The Old Man in the Corner is one of the first and remains one of the greatest of the Armchair Detectives. The Old Man sits in the corner of a London tea shop, fiddling with a piece of string and talking to Polly Burton, a young reporter for the Evening Observer. She is always eager for a story or a good tale and eggs him on when he says things like

It has often been declared that a murder–a successful murder, I mean–can never be committed single handed in a busy city, and that on the other hand, once a murder is committed by more than one person, one of the accomplices is sure to betray the other, and that is the reason why comparatively so few crimes remain undetected.

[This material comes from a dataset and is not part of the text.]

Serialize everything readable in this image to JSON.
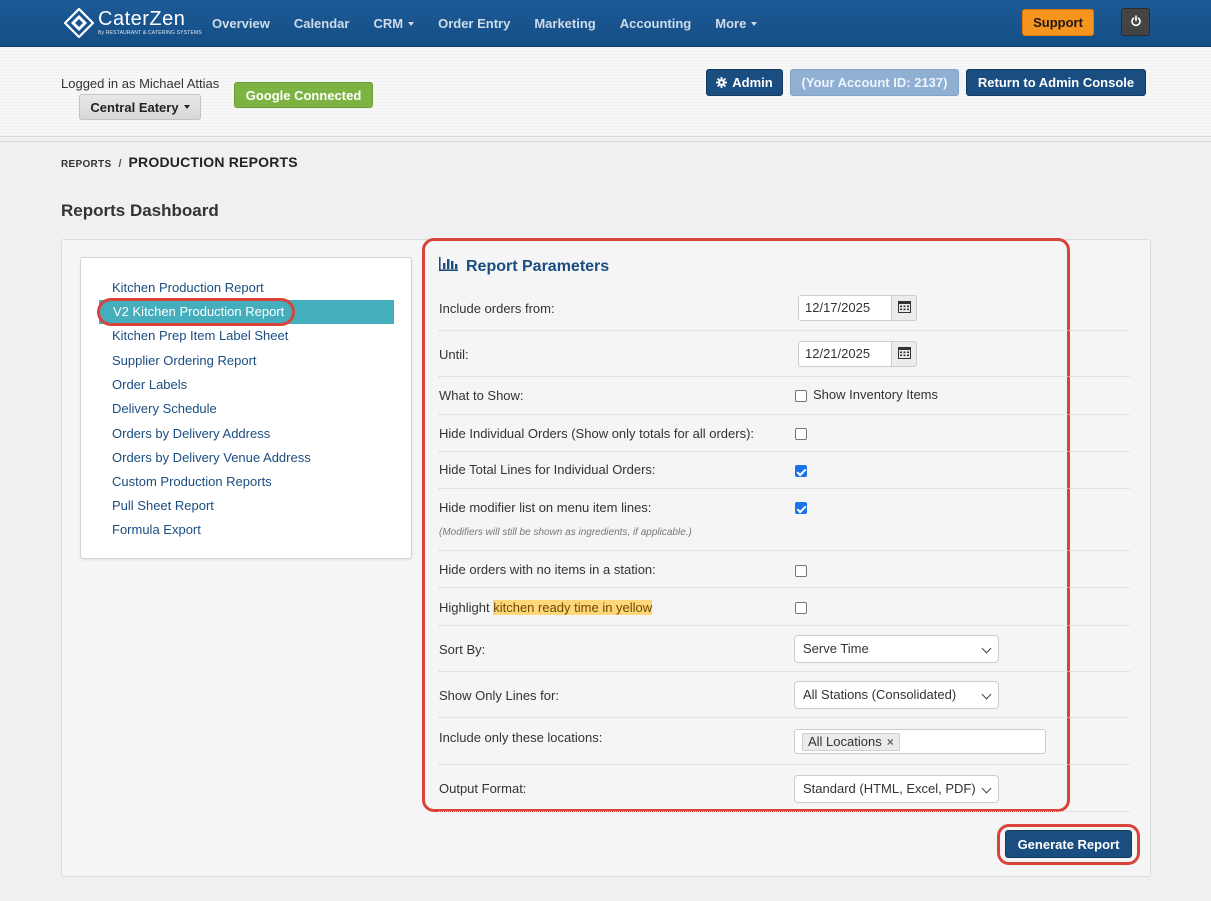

When he says something along those lines, as he usually does, she instantly contradicts him, thereby irritating him enough to launch him into another story. The Old Man is bored with ordinary crime, only taking on those cases which are most baffling and which have completely mystified the police. He is interested in a crime only when it “resembles a clever game of chess, with many intricate moves which all tend to one solution.” He cares far more about solving the puzzle of the crime than in helping the police solve them or in seeing that the guilty party is punished, and never tells the police his conclusions; he is satisfied simply to solve the case and boast about it to Polly. In “The Mysterious Death in Percy Street” the Old Man tells Polly about how a man named Bill Owen murdered his aunt. The Old Man describes how Owen was never suspected of the crime and was, in the Old Man’s words, “one of the most ingenious men of the age” and that his crime was “one of the cleverest bits of work accomplished outside Russian diplomacy.” The message of the story is that the Old Man himself is Bill Owen, which makes Old Man not merely callous and vain but ultimately a villain.

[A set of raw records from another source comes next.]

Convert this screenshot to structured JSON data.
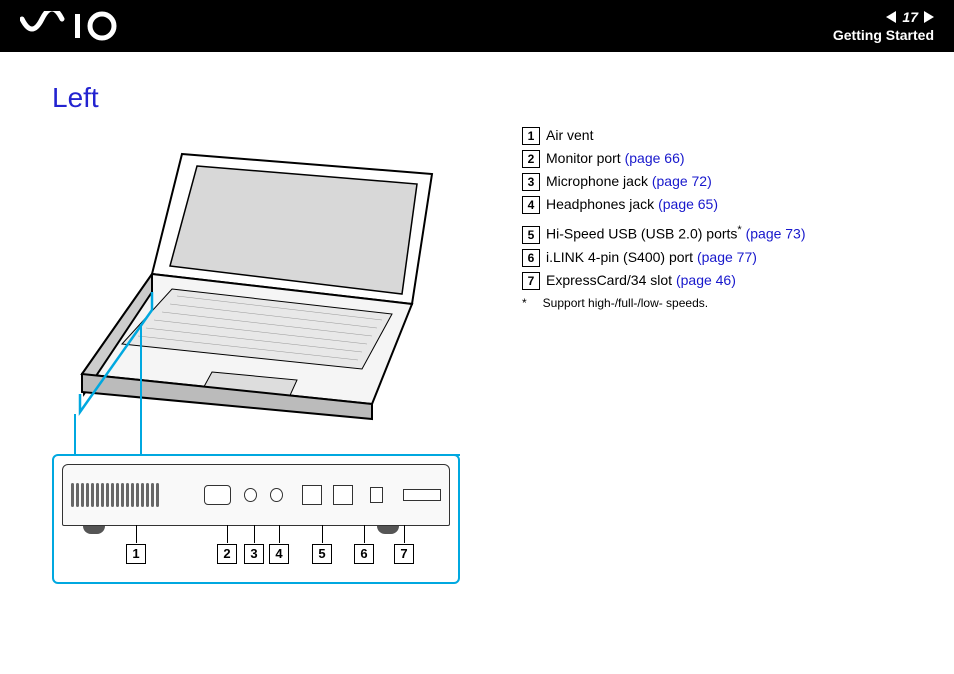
{
  "header": {
    "logo_text": "VAIO",
    "page_number": "17",
    "section": "Getting Started"
  },
  "title": "Left",
  "items": [
    {
      "num": "1",
      "label": "Air vent",
      "link": ""
    },
    {
      "num": "2",
      "label": "Monitor port",
      "link": "(page 66)"
    },
    {
      "num": "3",
      "label": "Microphone jack",
      "link": "(page 72)"
    },
    {
      "num": "4",
      "label": "Headphones jack",
      "link": "(page 65)"
    },
    {
      "num": "5",
      "label": "Hi-Speed USB (USB 2.0) ports",
      "asterisk": "*",
      "link": "(page 73)"
    },
    {
      "num": "6",
      "label": "i.LINK 4-pin (S400) port",
      "link": "(page 77)"
    },
    {
      "num": "7",
      "label": "ExpressCard/34 slot",
      "link": "(page 46)"
    }
  ],
  "footnote": {
    "mark": "*",
    "text": "Support high-/full-/low- speeds."
  },
  "diagram_nums": [
    "1",
    "2",
    "3",
    "4",
    "5",
    "6",
    "7"
  ]
}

He is shabby, irritable, rude to Polly, condescending toward the police and the public, and extremely smart. He is old, pale, thin, and has thinning, light colored hair.

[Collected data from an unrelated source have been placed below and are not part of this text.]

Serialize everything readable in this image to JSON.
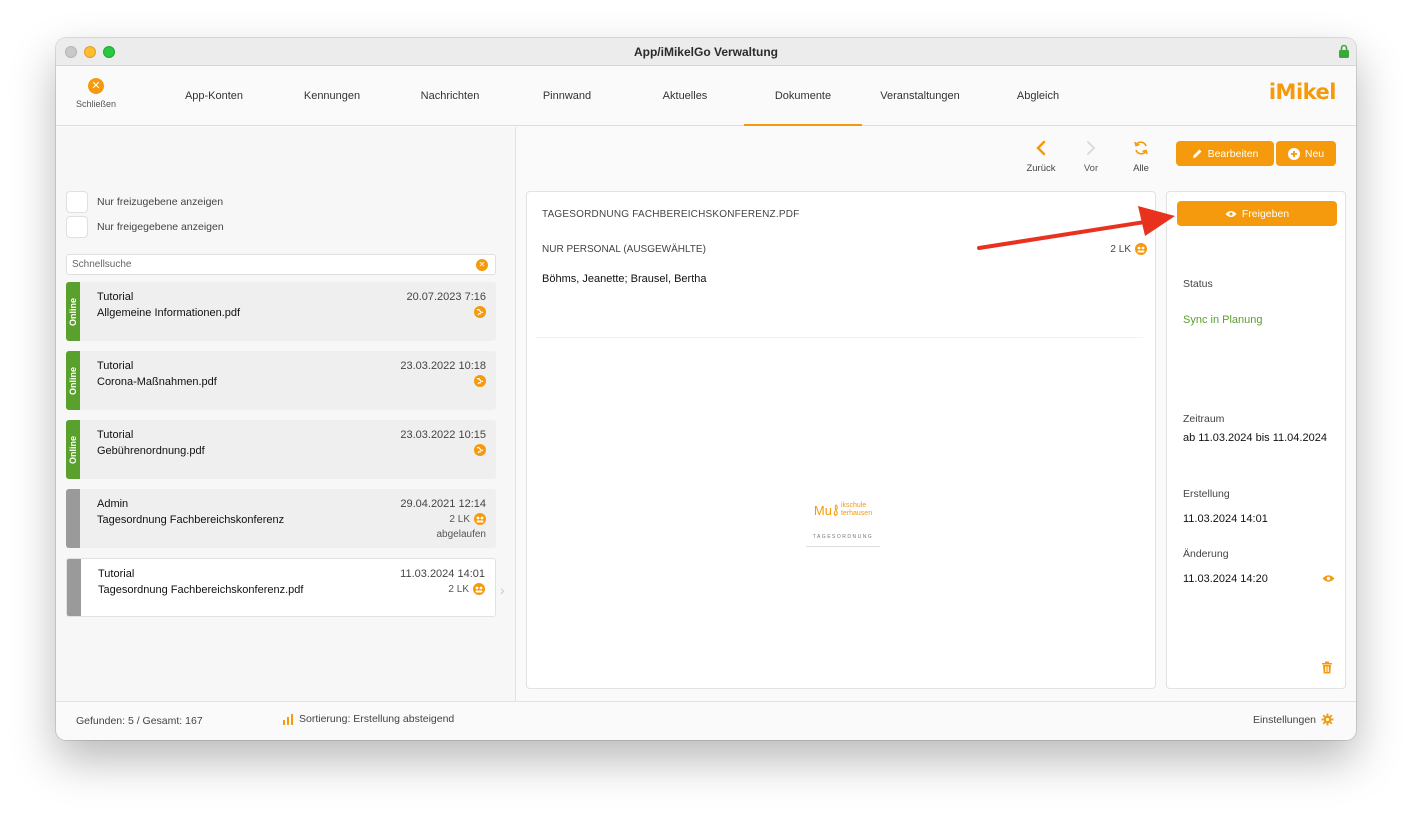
{
  "window": {
    "title": "App/iMikelGo Verwaltung"
  },
  "toolbar": {
    "close_label": "Schließen",
    "tabs": [
      "App-Konten",
      "Kennungen",
      "Nachrichten",
      "Pinnwand",
      "Aktuelles",
      "Dokumente",
      "Veranstaltungen",
      "Abgleich"
    ],
    "active_tab": "Dokumente",
    "logo": "iMikel"
  },
  "filters": {
    "unreleased": "Nur freizugebene anzeigen",
    "released": "Nur freigegebene anzeigen"
  },
  "search": {
    "placeholder": "Schnellsuche"
  },
  "documents": [
    {
      "status": "Online",
      "owner": "Tutorial",
      "name": "Allgemeine Informationen.pdf",
      "date": "20.07.2023 7:16",
      "audience": "",
      "extra": ""
    },
    {
      "status": "Online",
      "owner": "Tutorial",
      "name": "Corona-Maßnahmen.pdf",
      "date": "23.03.2022 10:18",
      "audience": "",
      "extra": ""
    },
    {
      "status": "Online",
      "owner": "Tutorial",
      "name": "Gebührenordnung.pdf",
      "date": "23.03.2022 10:15",
      "audience": "",
      "extra": ""
    },
    {
      "status": "",
      "owner": "Admin",
      "name": "Tagesordnung Fachbereichskonferenz",
      "date": "29.04.2021 12:14",
      "audience": "2 LK",
      "extra": "abgelaufen"
    },
    {
      "status": "",
      "owner": "Tutorial",
      "name": "Tagesordnung Fachbereichskonferenz.pdf",
      "date": "11.03.2024 14:01",
      "audience": "2 LK",
      "extra": ""
    }
  ],
  "nav": {
    "back": "Zurück",
    "forward": "Vor",
    "all": "Alle"
  },
  "actions": {
    "edit": "Bearbeiten",
    "new": "Neu",
    "release": "Freigeben"
  },
  "detail": {
    "title": "TAGESORDNUNG FACHBEREICHSKONFERENZ.PDF",
    "audience": "NUR PERSONAL (AUSGEWÄHLTE)",
    "audience_count": "2 LK",
    "recipients": "Böhms, Jeanette; Brausel, Bertha",
    "preview": {
      "brand_main": "Mu",
      "brand_line1": "ikschule",
      "brand_line2": "terhausen",
      "heading": "TAGESORDNUNG"
    }
  },
  "side": {
    "status_label": "Status",
    "status_value": "Sync in Planung",
    "period_label": "Zeitraum",
    "period_value": "ab 11.03.2024 bis 11.04.2024",
    "created_label": "Erstellung",
    "created_value": "11.03.2024 14:01",
    "changed_label": "Änderung",
    "changed_value": "11.03.2024 14:20"
  },
  "statusbar": {
    "found": "Gefunden: 5 / Gesamt: 167",
    "sort": "Sortierung: Erstellung absteigend",
    "settings": "Einstellungen"
  },
  "colors": {
    "accent": "#f59a0c",
    "online": "#5aa02c",
    "inactive": "#9a9a9a",
    "annotation_arrow": "#e8321e"
  }
}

* I'm including the Old Man in the Corner stories in the Best of the Encyclopedia list because they are both enjoyable to read and archetypal. As mentioned, the Old Man in the Corner was one of the first Armchair Detectives; he was also arguably the greatest, to the point where he became the archetype of the form. Orczy wasn't yet famous when she wrote the Old Man stories, so their lasting fame and influence had nothing to do with Orczy's name and everything to do with the quality of the writing and the freshness of the concept. The Old Man is a memorable character, acerbic, sardonic, and vaguely sinister, and the stories are well-told and well-plotted, holding up even today. Fun stuff--recommended.